In the second exemplary embodiment according to FIG. 3, the same parts are denoted by the same reference numerals. Parts that differ from this are marked with the lowercase letter a. The main difference between the two exemplary embodiments is that the pivot cam, designated here as 11a, has an elongated hole 15 running parallel to the direction of displacement of the support members as a bearing bore, so that under the effect of the force acting on the primary jaws 1, the support member 4 with its flange on the hollow cylinder 9 is pending. As a result, compared to the embodiment according to FIG. The pivoting cam 11a can also readjust itself accordingly if there is any wear at its contact points on the support members 4 and 6. The mode of operation corresponds to that of the first exemplary embodiment described above, even if the contact points between the support members 4 and 6 are, on the one hand, configured somewhat differently.
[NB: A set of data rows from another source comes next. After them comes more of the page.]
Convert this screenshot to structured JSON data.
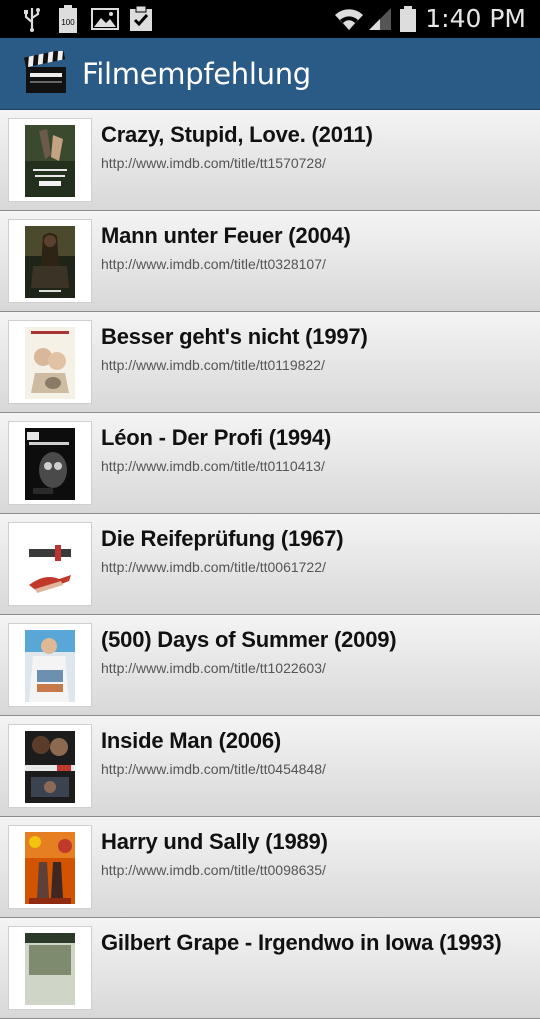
{
  "status_bar": {
    "time": "1:40 PM",
    "battery_label": "100",
    "icons": [
      "usb-icon",
      "battery-icon",
      "picture-icon",
      "clipboard-check-icon",
      "wifi-icon",
      "signal-icon",
      "battery-icon"
    ]
  },
  "action_bar": {
    "title": "Filmempfehlung",
    "icon": "clapperboard-icon",
    "color": "#2a5a86"
  },
  "movies": [
    {
      "title": "Crazy, Stupid, Love. (2011)",
      "url": "http://www.imdb.com/title/tt1570728/"
    },
    {
      "title": "Mann unter Feuer (2004)",
      "url": "http://www.imdb.com/title/tt0328107/"
    },
    {
      "title": "Besser geht's nicht (1997)",
      "url": "http://www.imdb.com/title/tt0119822/"
    },
    {
      "title": "Léon - Der Profi (1994)",
      "url": "http://www.imdb.com/title/tt0110413/"
    },
    {
      "title": "Die Reifeprüfung (1967)",
      "url": "http://www.imdb.com/title/tt0061722/"
    },
    {
      "title": "(500) Days of Summer (2009)",
      "url": "http://www.imdb.com/title/tt1022603/"
    },
    {
      "title": "Inside Man (2006)",
      "url": "http://www.imdb.com/title/tt0454848/"
    },
    {
      "title": "Harry und Sally (1989)",
      "url": "http://www.imdb.com/title/tt0098635/"
    },
    {
      "title": "Gilbert Grape - Irgendwo in Iowa (1993)",
      "url": ""
    }
  ]
}
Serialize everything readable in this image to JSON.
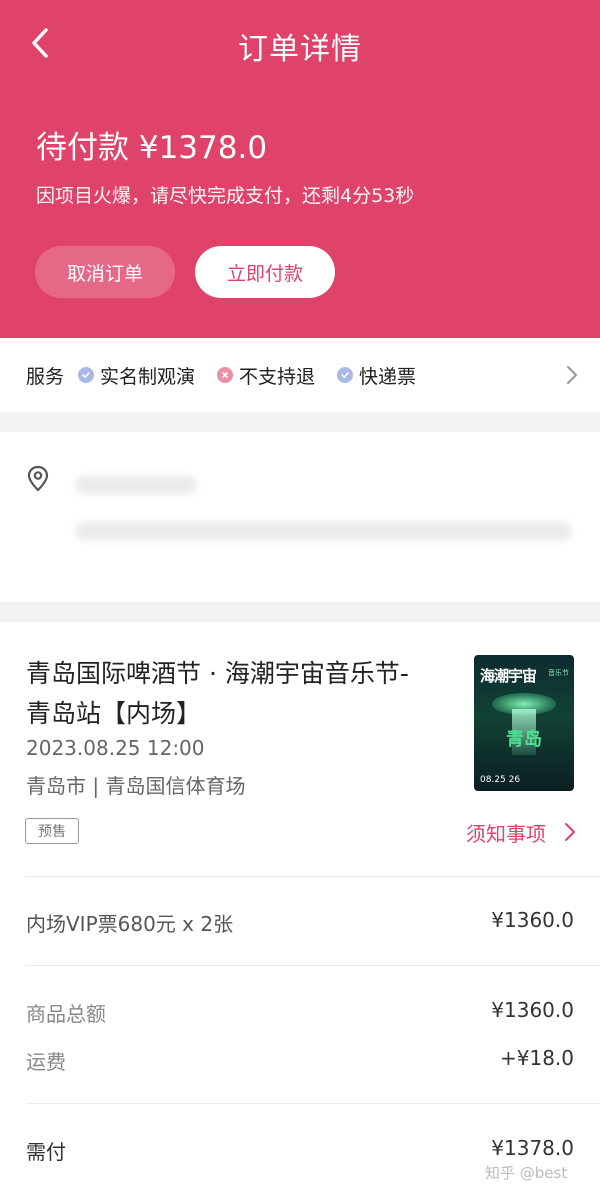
{
  "header": {
    "nav_title": "订单详情",
    "status_title": "待付款 ¥1378.0",
    "status_subtitle": "因项目火爆，请尽快完成支付，还剩4分53秒",
    "cancel_label": "取消订单",
    "pay_label": "立即付款",
    "accent_color": "#e0436a"
  },
  "services": {
    "label": "服务",
    "items": [
      {
        "text": "实名制观演",
        "icon": "check-circle-icon"
      },
      {
        "text": "不支持退",
        "icon": "cross-circle-icon"
      },
      {
        "text": "快递票",
        "icon": "check-circle-icon"
      }
    ]
  },
  "event": {
    "title": "青岛国际啤酒节 · 海潮宇宙音乐节-青岛站【内场】",
    "datetime": "2023.08.25 12:00",
    "venue": "青岛市 | 青岛国信体育场",
    "tag": "预售",
    "notice_label": "须知事项",
    "poster": {
      "title": "海潮宇宙",
      "subtitle": "音乐节",
      "city": "青岛",
      "date": "08.25 26"
    }
  },
  "order": {
    "ticket_line": "内场VIP票680元 x 2张",
    "ticket_amount": "¥1360.0",
    "subtotal_label": "商品总额",
    "subtotal_value": "¥1360.0",
    "shipping_label": "运费",
    "shipping_value": "+¥18.0",
    "total_label": "需付",
    "total_value": "¥1378.0"
  },
  "watermark": "知乎 @best"
}
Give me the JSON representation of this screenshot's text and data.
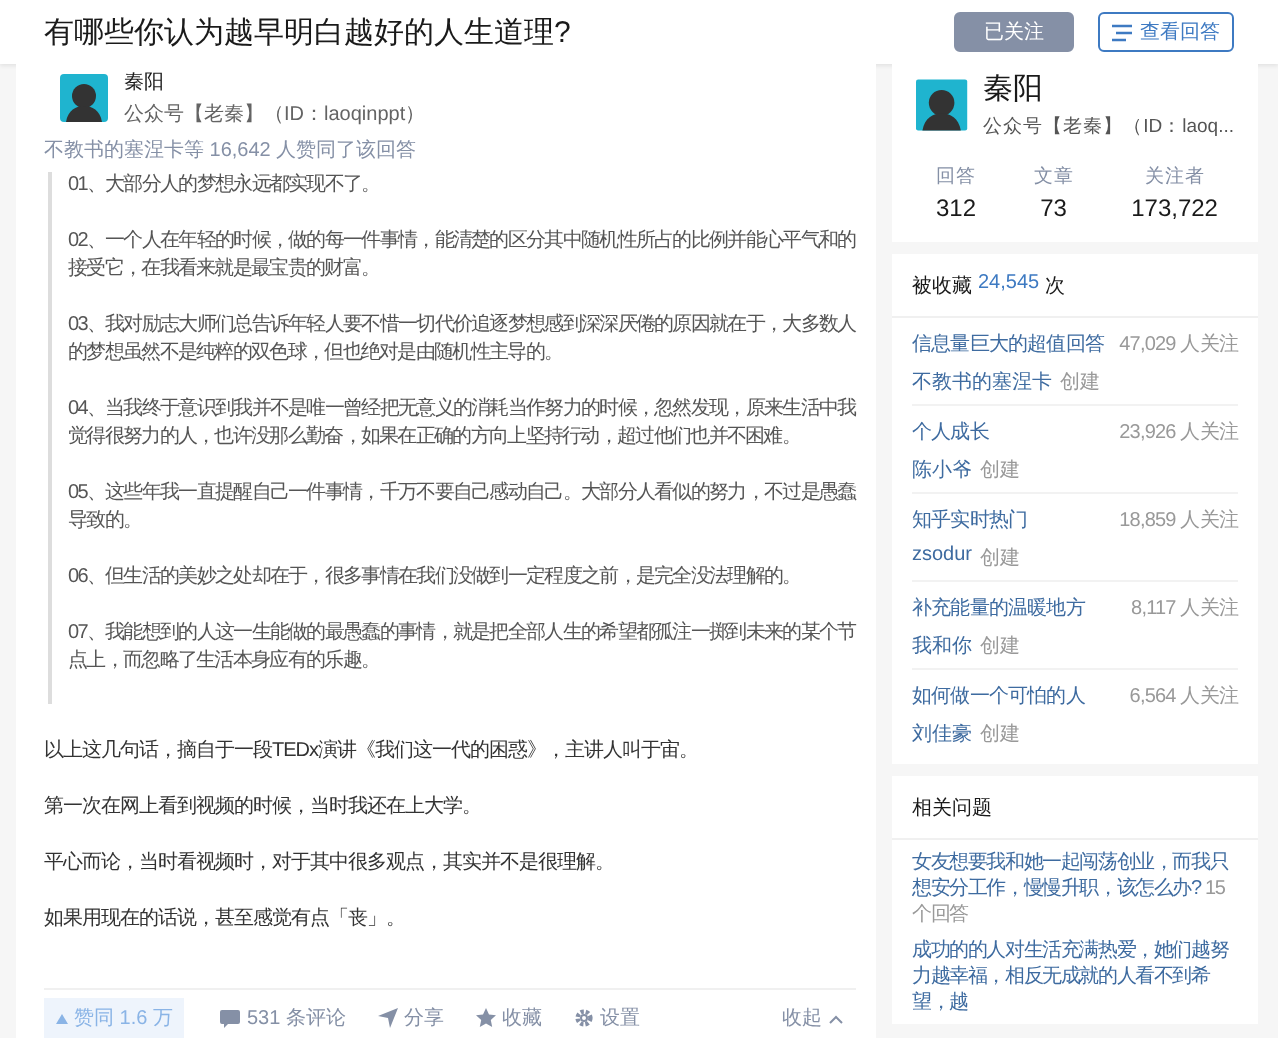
{
  "header": {
    "title": "有哪些你认为越早明白越好的人生道理?",
    "buttons": [
      {
        "label": "已关注",
        "kind": "filled"
      },
      {
        "label": "查看回答",
        "kind": "outline"
      }
    ]
  },
  "answer": {
    "author": {
      "name": "秦阳",
      "bio": "公众号【老秦】（ID：laoqinppt）"
    },
    "votes_line": "不教书的塞涅卡等 16,642 人赞同了该回答",
    "quote": [
      "01、大部分人的梦想永远都实现不了。",
      "02、一个人在年轻的时候，做的每一件事情，能清楚的区分其中随机性所占的比例并能心平气和的接受它，在我看来就是最宝贵的财富。",
      "03、我对励志大师们总告诉年轻人要不惜一切代价追逐梦想感到深深厌倦的原因就在于，大多数人的梦想虽然不是纯粹的双色球，但也绝对是由随机性主导的。",
      "04、当我终于意识到我并不是唯一曾经把无意义的消耗当作努力的时候，忽然发现，原来生活中我觉得很努力的人，也许没那么勤奋，如果在正确的方向上坚持行动，超过他们也并不困难。",
      "05、这些年我一直提醒自己一件事情，千万不要自己感动自己。大部分人看似的努力，不过是愚蠢导致的。",
      "06、但生活的美妙之处却在于，很多事情在我们没做到一定程度之前，是完全没法理解的。",
      "07、我能想到的人这一生能做的最愚蠢的事情，就是把全部人生的希望都孤注一掷到未来的某个节点上，而忽略了生活本身应有的乐趣。"
    ],
    "paragraphs": [
      "以上这几句话，摘自于一段TEDx演讲《我们这一代的困惑》，主讲人叫于宙。",
      "第一次在网上看到视频的时候，当时我还在上大学。",
      "平心而论，当时看视频时，对于其中很多观点，其实并不是很理解。",
      "如果用现在的话说，甚至感觉有点「丧」。"
    ],
    "actions": [
      {
        "kind": "vote",
        "label": "赞同 1.6 万"
      },
      {
        "kind": "comment",
        "label": "531 条评论"
      },
      {
        "kind": "share",
        "label": "分享"
      },
      {
        "kind": "star",
        "label": "收藏"
      },
      {
        "kind": "gear",
        "label": "设置"
      },
      {
        "kind": "collapse",
        "label": "收起"
      }
    ]
  },
  "profile": {
    "name": "秦阳",
    "bio": "公众号【老秦】（ID：laoq...",
    "stats": [
      {
        "label": "回答",
        "value": "312"
      },
      {
        "label": "文章",
        "value": "73"
      },
      {
        "label": "关注者",
        "value": "173,722"
      }
    ]
  },
  "collections": {
    "heading": "被收藏",
    "count": "24,545",
    "unit": "次",
    "items": [
      {
        "title": "信息量巨大的超值回答",
        "followers": "47,029 人关注",
        "creator": "不教书的塞涅卡",
        "created": "创建"
      },
      {
        "title": "个人成长",
        "followers": "23,926 人关注",
        "creator": "陈小爷",
        "created": "创建"
      },
      {
        "title": "知乎实时热门",
        "followers": "18,859 人关注",
        "creator": "zsodur",
        "created": "创建"
      },
      {
        "title": "补充能量的温暖地方",
        "followers": "8,117 人关注",
        "creator": "我和你",
        "created": "创建"
      },
      {
        "title": "如何做一个可怕的人",
        "followers": "6,564 人关注",
        "creator": "刘佳豪",
        "created": "创建"
      }
    ]
  },
  "related": {
    "heading": "相关问题",
    "questions": [
      {
        "text": "女友想要我和她一起闯荡创业，而我只想安分工作，慢慢升职，该怎么办?",
        "answers": "15 个回答"
      },
      {
        "text": "成功的的人对生活充满热爱，她们越努力越幸福，相反无成就的人看不到希望，越"
      }
    ]
  }
}
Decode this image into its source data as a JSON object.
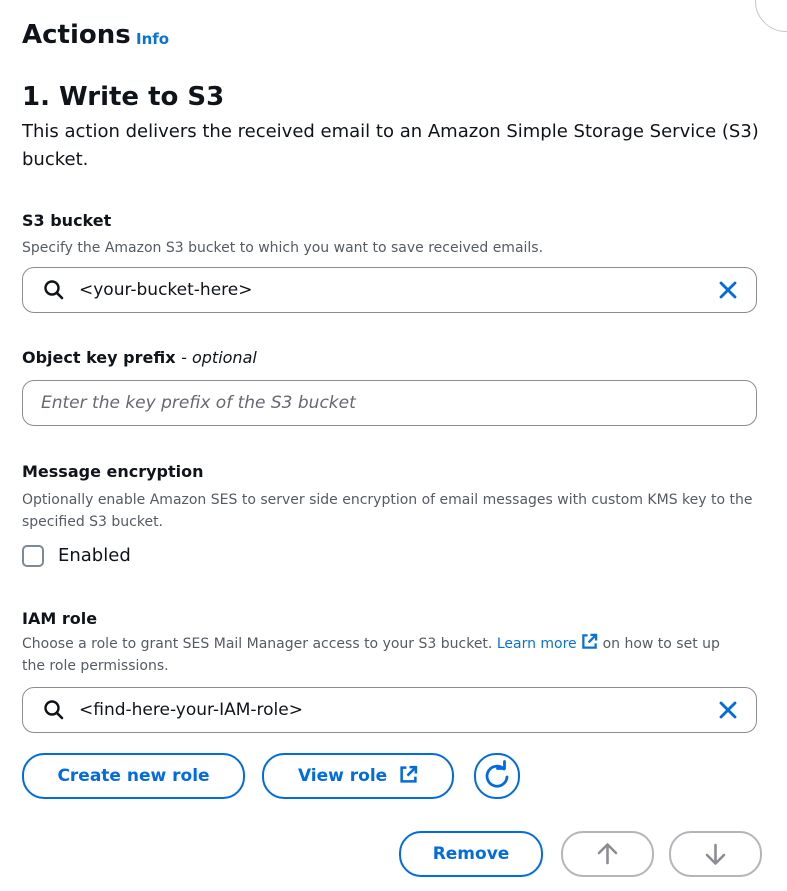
{
  "header": {
    "title": "Actions",
    "info_link": "Info"
  },
  "step": {
    "title": "1. Write to S3",
    "description": "This action delivers the received email to an Amazon Simple Storage Service (S3) bucket."
  },
  "s3_bucket": {
    "label": "S3 bucket",
    "description": "Specify the Amazon S3 bucket to which you want to save received emails.",
    "value": "<your-bucket-here>"
  },
  "object_key_prefix": {
    "label": "Object key prefix",
    "optional": "- optional",
    "placeholder": "Enter the key prefix of the S3 bucket"
  },
  "message_encryption": {
    "label": "Message encryption",
    "description": "Optionally enable Amazon SES to server side encryption of email messages with custom KMS key to the specified S3 bucket.",
    "checkbox_label": "Enabled",
    "checked": false
  },
  "iam_role": {
    "label": "IAM role",
    "description_before": "Choose a role to grant SES Mail Manager access to your S3 bucket.",
    "learn_more": "Learn more",
    "description_after": "on how to set up the role permissions.",
    "value": "<find-here-your-IAM-role>",
    "create_button": "Create new role",
    "view_button": "View role"
  },
  "footer": {
    "remove_button": "Remove"
  },
  "colors": {
    "accent": "#006ce0",
    "link": "#0972d3",
    "muted_border": "#b4b4bb"
  },
  "icons": [
    "search-icon",
    "close-icon",
    "external-link-icon",
    "refresh-icon",
    "arrow-up-icon",
    "arrow-down-icon"
  ]
}
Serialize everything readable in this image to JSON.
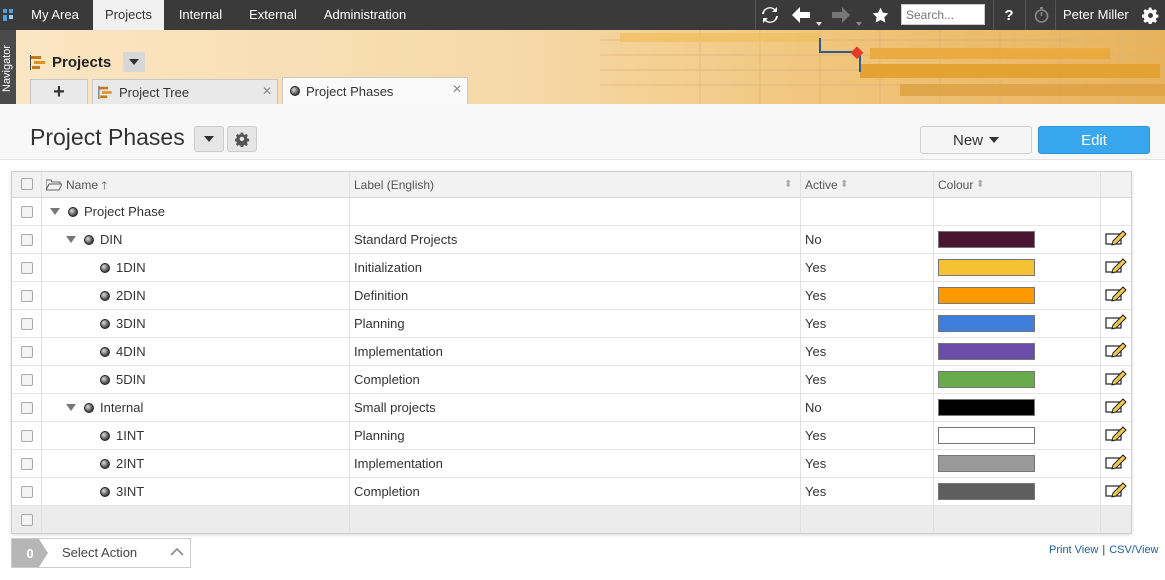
{
  "topbar": {
    "nav": [
      "My Area",
      "Projects",
      "Internal",
      "External",
      "Administration"
    ],
    "search_placeholder": "Search...",
    "user": "Peter Miller",
    "help": "?"
  },
  "navigator": "Navigator",
  "header": {
    "module_title": "Projects",
    "tabs": [
      {
        "label": "+"
      },
      {
        "label": "Project Tree"
      },
      {
        "label": "Project Phases"
      }
    ]
  },
  "page": {
    "title": "Project Phases",
    "new_label": "New",
    "edit_label": "Edit"
  },
  "grid": {
    "columns": [
      "Name",
      "Label (English)",
      "Active",
      "Colour"
    ],
    "rows": [
      {
        "name": "Project Phase",
        "label": "",
        "active": "",
        "colour": "",
        "level": 0,
        "expandable": true
      },
      {
        "name": "DIN",
        "label": "Standard Projects",
        "active": "No",
        "colour": "#4a1530",
        "level": 1,
        "expandable": true
      },
      {
        "name": "1DIN",
        "label": "Initialization",
        "active": "Yes",
        "colour": "#f4c233",
        "level": 2,
        "expandable": false
      },
      {
        "name": "2DIN",
        "label": "Definition",
        "active": "Yes",
        "colour": "#ff9900",
        "level": 2,
        "expandable": false
      },
      {
        "name": "3DIN",
        "label": "Planning",
        "active": "Yes",
        "colour": "#3f7ddb",
        "level": 2,
        "expandable": false
      },
      {
        "name": "4DIN",
        "label": "Implementation",
        "active": "Yes",
        "colour": "#6b4ca8",
        "level": 2,
        "expandable": false
      },
      {
        "name": "5DIN",
        "label": "Completion",
        "active": "Yes",
        "colour": "#67ab4c",
        "level": 2,
        "expandable": false
      },
      {
        "name": "Internal",
        "label": "Small projects",
        "active": "No",
        "colour": "#000000",
        "level": 1,
        "expandable": true
      },
      {
        "name": "1INT",
        "label": "Planning",
        "active": "Yes",
        "colour": "#ffffff",
        "level": 2,
        "expandable": false
      },
      {
        "name": "2INT",
        "label": "Implementation",
        "active": "Yes",
        "colour": "#999999",
        "level": 2,
        "expandable": false
      },
      {
        "name": "3INT",
        "label": "Completion",
        "active": "Yes",
        "colour": "#5e5e5e",
        "level": 2,
        "expandable": false
      }
    ]
  },
  "footer": {
    "selected_count": "0",
    "action_label": "Select Action",
    "print_view": "Print View",
    "csv_view": "CSV/View"
  }
}
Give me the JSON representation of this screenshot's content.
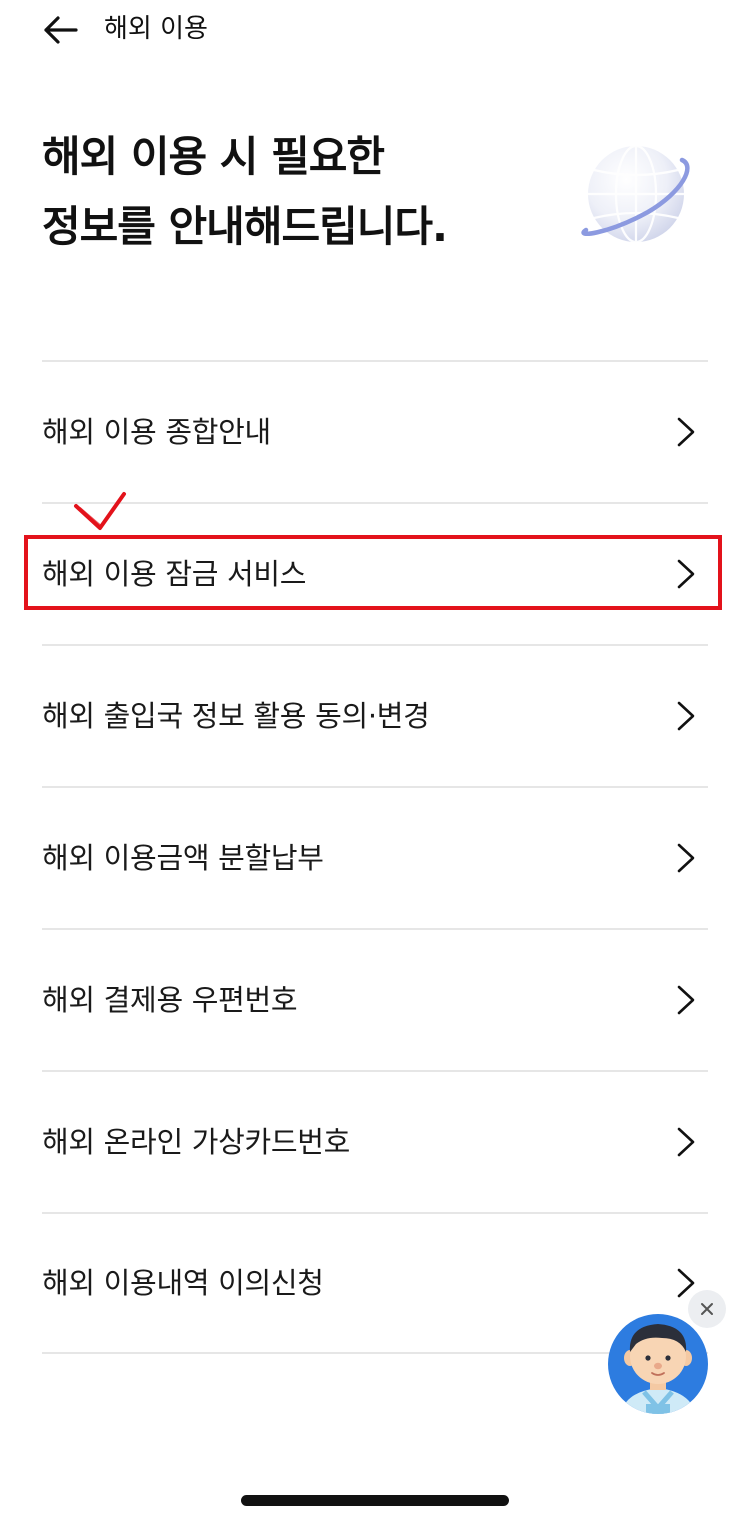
{
  "header": {
    "title": "해외 이용",
    "back_icon": "arrow-left-icon"
  },
  "hero": {
    "title_line1": "해외 이용 시 필요한",
    "title_line2": "정보를 안내해드립니다.",
    "illustration_icon": "globe-icon"
  },
  "menu": {
    "chevron_icon": "chevron-right-icon",
    "items": [
      {
        "label": "해외 이용 종합안내"
      },
      {
        "label": "해외 이용 잠금 서비스"
      },
      {
        "label": "해외 출입국 정보 활용 동의·변경"
      },
      {
        "label": "해외 이용금액 분할납부"
      },
      {
        "label": "해외 결제용 우편번호"
      },
      {
        "label": "해외 온라인 가상카드번호"
      },
      {
        "label": "해외 이용내역 이의신청"
      }
    ]
  },
  "annotation": {
    "highlighted_item": "해외 이용 잠금 서비스",
    "color": "#e3121b"
  },
  "chatbot": {
    "close_icon": "close-icon",
    "avatar_icon": "chatbot-avatar-icon"
  },
  "colors": {
    "divider": "#e6e6e6",
    "text": "#111111",
    "globe_ring": "#8c9ae0"
  }
}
It is essential that the two support members 4 and 6 exert mutually opposing moments on the swivel cam 11a, and that during a braking process the resultant of the moments when driving forward pushes the swivel cam 11a as shown in FIG. 3

Holds the rest position and turns the swivel cam 11a counter to the clockwise direction of rotation when reversing.

Claims (6)

1. Inner jaw brake with a primary jaw and a secondary jaw, which come to rest with their one ends on a spreading device and are supported with their other ends on a support device, the support device having a pivoting cam that can be placed against a stop, the bearing point of which on the one hand and force application points of the Jaws, on the other hand, are arranged so that when the supporting forces act, opposing moments occur, characterized in that they are designed as an overrun brake for vehicle trailers and the force application point on the pivot cam (11) for the primary jaw (1) in relation to the stop (18) and the bearing point (10) is arranged in such a way that when moving forward the swivel cam (11) and via this the primary jaw (1) are supported on the stop (18) and the force application point on the swivel cam (11) for the secondary jaw (2) so that at Reverse travel of the swivel cams (11) under the action of the supporting force of the sec undärbackens (2) swings away from the stop (18) and releases a movement of the secondary jaw (2) towards the primary jaw (1). 2. Brake according to claim 1, characterized in that a spring (14) is provided which presses the pivot cam (11) against the stop (18). 3. Brake according to claim 1, characterized in that in a known manner between the ends of the brake shoes (1, 2) and the pivot cams (11) supporting members (4, 6) are connected and at least two of the supporting members (4, 6) and swivel cams (11) designated parts are movable at least within limits. 4. Brake according to claim 3, characterized in that the support members (4, 6) are axially guided in at least one bearing body, in particular in a hollow cylinder (9), and the stop (18) is attached to the bearing body. 5. Brake according to claim 1, 2 and 4, characterized in that the pivot cam (11, 11a) has a lever (13) which protrudes outward from the bearing body, in particular through an incision (12) in the hollow cylinder (9), and the wall of this incision forms the stop (18) against which the spring (14) pulls the pivot cam (11). 6. Brake according to claim 1 and 4, characterized in that the support member (4) for the primary jaw (1) on the bearing body (9) is pending, that the support member (6) for the secondary jaw (2) is limited in the bearing body, and that the swivel cam (11a), seen in cross section, has a closed elongated hole (15) as a bearing bore.